【速報】「失敗とはとらえていない」民間ロケット「カイロス」飛行中断措置受け、スペースワン社が会見「経験は貴重、原因を究明し再挑戦」ノズルの駆動制御に異常、飛行経路にズレ
18日午前11時に打ち上げられた「カイロス2号機」は、その直後、ミッション達成困難と判断され、飛行中断措置がとられました。スペースワン社は18日午後2時半から会見を開き、判断の理由について説明しました。 【ライブ配信】スペースワン社が記者会見 “打ち上げ失敗”について説明 会見で豊田正和代表取締役社長は「今回のミッションは衛星を軌道に投入させる最終段階まで達成させることができませんでした」と謝罪しました。 打ち上げから80秒過ぎにノズルの駆動制御に異常が発生、その後、計画していた飛行経路がズレたことから、打ち上げから3分7秒の時点で「飛行中断」がなされたということですが、原因については「対策本部を立ち上げ、現在調査中」としています。 スペースワン社は「ミッションが最後まで達成できなかったことに関して、お客さまおよび、打ち上げにご尽力いただいた関係者の方々にお詫び申し上げるとともに、応援して下さった皆様のご期待に沿えなかったことを大変残念に思います。一刻も早く原因を究明し、打ち上げに再挑戦し、小型ロケットによる打ち上げサービスの実現により、宇宙ビジネスのさらなる拡大に貢献してまいります」とコメントを発表しました。

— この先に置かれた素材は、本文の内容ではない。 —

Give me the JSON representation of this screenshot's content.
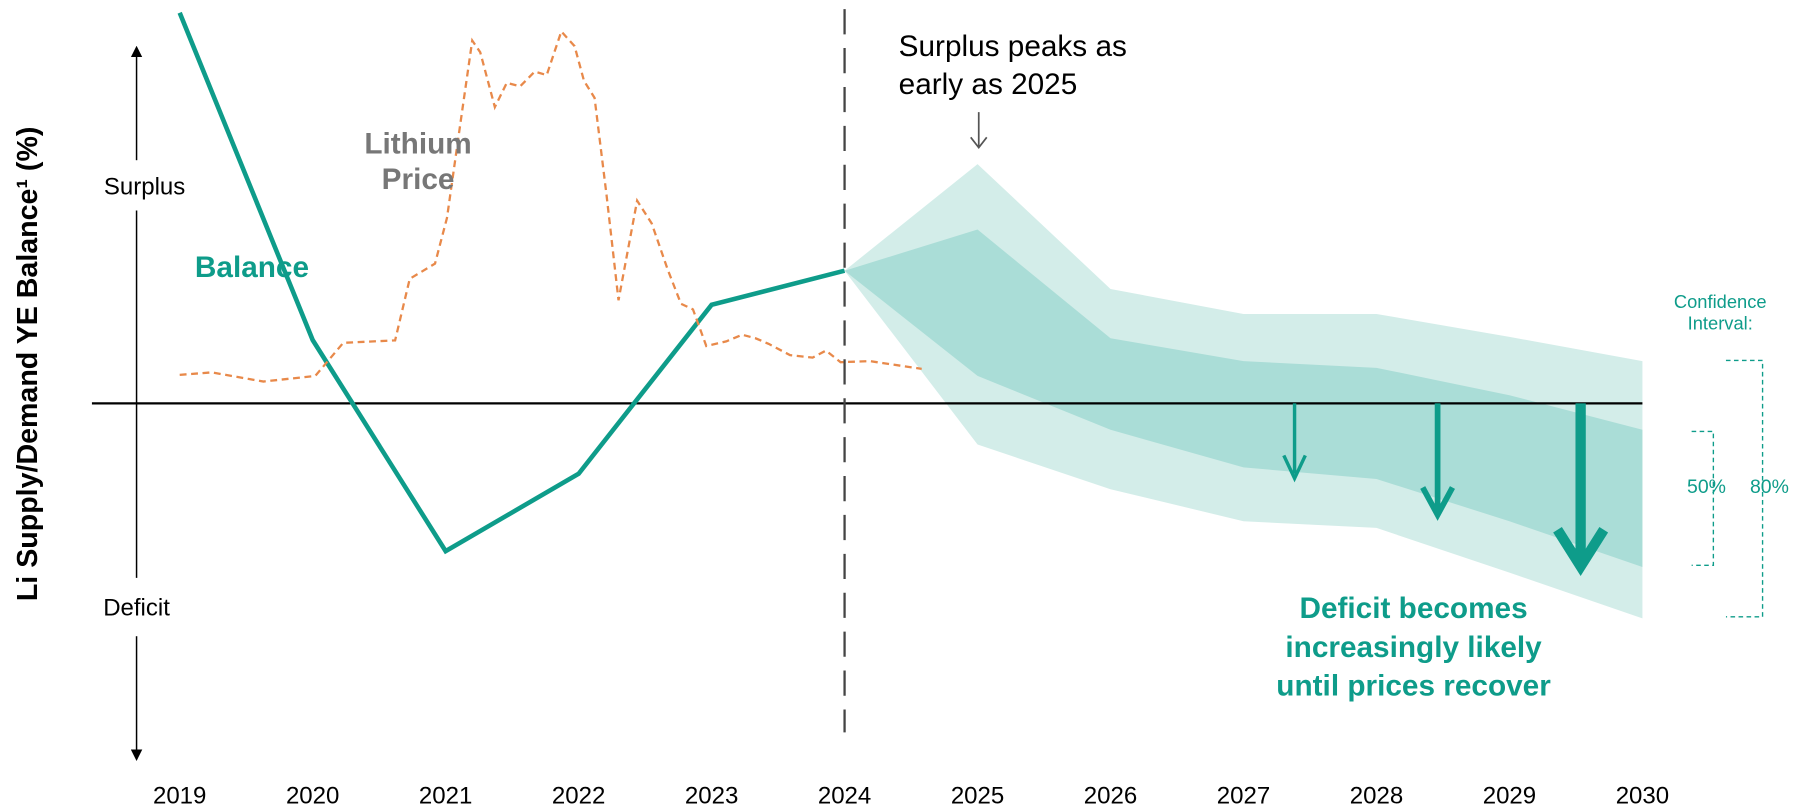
{
  "chart_data": {
    "type": "line",
    "y_label": "Li Supply/Demand YE Balance¹ (%)",
    "surplus_label": "Surplus",
    "deficit_label": "Deficit",
    "xlim": [
      2018.34,
      2030
    ],
    "ylim": [
      -10,
      10
    ],
    "xticks": [
      2019,
      2020,
      2021,
      2022,
      2023,
      2024,
      2025,
      2026,
      2027,
      2028,
      2029,
      2030
    ],
    "forecast_start": 2024,
    "series": [
      {
        "name": "Balance",
        "color": "#0e9c8a",
        "x": [
          2019,
          2020,
          2021,
          2022,
          2023,
          2024
        ],
        "values": [
          11.1,
          1.8,
          -4.2,
          -2.0,
          2.8,
          3.77
        ]
      },
      {
        "name": "Lithium Price",
        "color": "#e8894a",
        "x": [
          2019.0,
          2019.24,
          2019.63,
          2020.02,
          2020.23,
          2020.62,
          2020.73,
          2020.92,
          2021.01,
          2021.12,
          2021.2,
          2021.26,
          2021.37,
          2021.46,
          2021.56,
          2021.67,
          2021.76,
          2021.87,
          2021.97,
          2022.04,
          2022.12,
          2022.21,
          2022.3,
          2022.44,
          2022.55,
          2022.67,
          2022.77,
          2022.86,
          2022.96,
          2023.11,
          2023.23,
          2023.33,
          2023.43,
          2023.59,
          2023.76,
          2023.86,
          2023.97,
          2024.19,
          2024.58
        ],
        "values": [
          0.81,
          0.88,
          0.62,
          0.78,
          1.72,
          1.79,
          3.54,
          3.97,
          5.27,
          8.2,
          10.31,
          9.98,
          8.42,
          9.11,
          9.01,
          9.43,
          9.33,
          10.57,
          10.15,
          9.17,
          8.68,
          5.92,
          2.93,
          5.76,
          5.11,
          3.8,
          2.83,
          2.67,
          1.63,
          1.76,
          1.95,
          1.85,
          1.69,
          1.37,
          1.3,
          1.5,
          1.17,
          1.2,
          0.98
        ]
      }
    ],
    "bands_title": "Confidence Interval:",
    "bands": [
      {
        "name": "80%",
        "color": "#d3ede9",
        "x": [
          2024,
          2025,
          2026,
          2027,
          2028,
          2029,
          2030
        ],
        "upper": [
          3.77,
          6.8,
          3.25,
          2.54,
          2.54,
          1.89,
          1.2
        ],
        "lower": [
          3.77,
          -1.17,
          -2.44,
          -3.35,
          -3.54,
          -4.81,
          -6.11
        ]
      },
      {
        "name": "50%",
        "color": "#aaddd7",
        "x": [
          2024,
          2025,
          2026,
          2027,
          2028,
          2029,
          2030
        ],
        "upper": [
          3.77,
          4.94,
          1.85,
          1.2,
          1.01,
          0.23,
          -0.75
        ],
        "lower": [
          3.77,
          0.78,
          -0.75,
          -1.82,
          -2.15,
          -3.35,
          -4.65
        ]
      }
    ],
    "annotations": [
      "Surplus peaks as early as 2025",
      "Deficit becomes increasingly likely until prices recover"
    ]
  }
}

■スペースワン社の社長「失敗とはとらえていません、経験は非常に貴重」
打ち上げ後、ロケットがクルクル回っているように見えたことについては、ノズルの駆動制御に異常が生じたことから、正しい姿勢を保てず機体が回転したということです。 豊田正和社長は、「私どもは今回の事象を失敗とはとらえていません。経験は非常に貴重だと思っています」とのべ、今回のデータも次の「3号機」に向けて活用したいと意気込みを見せました。 ロケット開発を行う民間企業「スペースワン」は、和歌山県串本町の民間発射場で「カイロス2号機」の打ち上げを18日午前11時00分に実施しました。当初は14日の打ち上げを目指していましたが、直前に「強風」のために突如「延期」され、15日に再設定された打ち上げも風の影響で再度延期が発表。今回が2号機として三度目となる打ち上げの挑戦でした。 「スペースワン」は、民間としては日本で初めてとなるロケットの発射場を串本町に整備し、ことし3月、民間ロケット「カイロス」を打ち上げましたが、発射直後に爆発し墜落しています。この爆発の原因についてスペースワンは「推力の不足による速度の低下で正常飛行範囲から逸脱したことで安全装置が作動した」としていました。 ロケット「カイロス2号機」は初号機と同じく、全長約18メートル重さ約23トンと、既存のロケットの中では小型です。名前の由来はギリシャ神話の「時間の神様」からとられています。スペースワンは、契約から打ち上げまでを世界最短の1年以内にすることを目標にしています。 日本のロケット打ち上げはこれまで、宇宙航空研究開発機構(JAXA)などが主導していました。民間では2019年5月に、北海道大樹町でベンチャー企業「インターステラテクノロジズ」が開発したロケットが初めて打ち上げに成功しましたが、人工衛星は搭載していませんでした。 「カイロス2号機」は、初号機と比べて燃焼速度の予測などを見直し改良を加え、さらに搭載する衛星は1基から5基へ増やしていました。衛星が軌道に投入されれば民間では初めての快挙でした。 スペースワンは打ち上げ費用を明らかにしていませんが、1回あたり約8億円で人工衛星を打ち上げ可能とされる米国企業「ロケットラボ」にも引けを取らない価格を目指すとし、打ち上げの頻度は2020年代中に1年あたり20回を目標に掲げています。